Given these dire threats to our survival, more than ever scientists at least need to "know what is going on," and not just on the outside! We urgently need conscious scientists as a critical element of a science of consciousness before it is too late.

We haven't even mentioned the other major source of ideological violence: politics. Until scientists get to grips with consciousness, how can we insist that our political leaders are conscious enough to lead intelligently?

For example, former President G W Bush, talking about Saddam Hussein before 9/11 said, "After all, this is a guy that tried to kill my dad at one time." Did this influence the decision to invade Iraq, with all its horrific consequences that we see around the world today? We don't know -- which doesn't matter. Did GW Bush know? That is what is important? Or was it just another, blind, unconscious lurch into a catastrophe?

We are getting close to the edge, guys.
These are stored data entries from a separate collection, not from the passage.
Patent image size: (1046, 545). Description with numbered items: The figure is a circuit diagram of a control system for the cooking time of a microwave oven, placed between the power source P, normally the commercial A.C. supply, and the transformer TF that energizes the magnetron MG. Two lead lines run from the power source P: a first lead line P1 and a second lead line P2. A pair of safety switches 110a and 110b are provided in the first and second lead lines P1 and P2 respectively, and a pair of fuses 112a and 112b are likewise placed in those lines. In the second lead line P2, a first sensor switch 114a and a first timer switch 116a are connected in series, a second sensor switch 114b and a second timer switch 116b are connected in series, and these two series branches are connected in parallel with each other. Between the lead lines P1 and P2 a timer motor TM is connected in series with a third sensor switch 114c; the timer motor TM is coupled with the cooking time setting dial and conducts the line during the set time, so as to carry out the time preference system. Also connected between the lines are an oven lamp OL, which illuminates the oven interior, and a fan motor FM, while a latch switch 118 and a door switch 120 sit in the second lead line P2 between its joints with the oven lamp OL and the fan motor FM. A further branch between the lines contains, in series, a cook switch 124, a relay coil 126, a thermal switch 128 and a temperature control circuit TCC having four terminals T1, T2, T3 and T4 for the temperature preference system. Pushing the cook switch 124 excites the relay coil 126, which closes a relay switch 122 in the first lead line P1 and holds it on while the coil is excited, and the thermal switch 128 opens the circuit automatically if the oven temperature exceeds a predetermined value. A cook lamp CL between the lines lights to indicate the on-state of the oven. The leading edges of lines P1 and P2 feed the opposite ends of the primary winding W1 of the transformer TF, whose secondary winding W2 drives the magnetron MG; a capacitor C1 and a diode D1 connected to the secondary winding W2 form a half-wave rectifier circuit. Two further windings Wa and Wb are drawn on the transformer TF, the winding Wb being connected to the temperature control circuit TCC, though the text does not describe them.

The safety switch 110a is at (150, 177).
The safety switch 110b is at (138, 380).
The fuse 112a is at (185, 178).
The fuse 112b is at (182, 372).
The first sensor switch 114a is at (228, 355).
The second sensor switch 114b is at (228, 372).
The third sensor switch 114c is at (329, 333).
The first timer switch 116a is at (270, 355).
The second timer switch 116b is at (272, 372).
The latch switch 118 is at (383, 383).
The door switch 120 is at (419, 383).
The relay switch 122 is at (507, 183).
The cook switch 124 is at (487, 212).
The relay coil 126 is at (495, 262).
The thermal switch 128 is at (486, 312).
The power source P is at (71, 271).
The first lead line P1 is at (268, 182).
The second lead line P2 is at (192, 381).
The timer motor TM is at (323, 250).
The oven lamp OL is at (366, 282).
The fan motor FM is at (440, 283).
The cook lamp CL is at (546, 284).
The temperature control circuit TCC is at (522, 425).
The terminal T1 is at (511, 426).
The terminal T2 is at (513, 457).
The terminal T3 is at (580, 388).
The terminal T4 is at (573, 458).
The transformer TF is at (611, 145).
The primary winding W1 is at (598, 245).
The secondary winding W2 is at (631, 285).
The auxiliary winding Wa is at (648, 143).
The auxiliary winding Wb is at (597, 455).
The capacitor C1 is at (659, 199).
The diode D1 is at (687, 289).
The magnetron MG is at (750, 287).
Time to look wide.

Or as Osho elegantly puts it:

"Science has to accept that it has been neglecting the most important part of existence: human consciousness. And once science starts moving into man's interiority, religions will start disappearing on their own accord. They will become meaningless.

"When knowledge is available, who is going to believe?

"When experience is available, who is going to read it in a Bible, in a Koran?
When you have food available to eat, I don't think you will choose a book on cookery and read it. That you can do later on, or perhaps you may not need to do it.

"You have within you the secret key, and now it is science's responsibility to help you to find the key."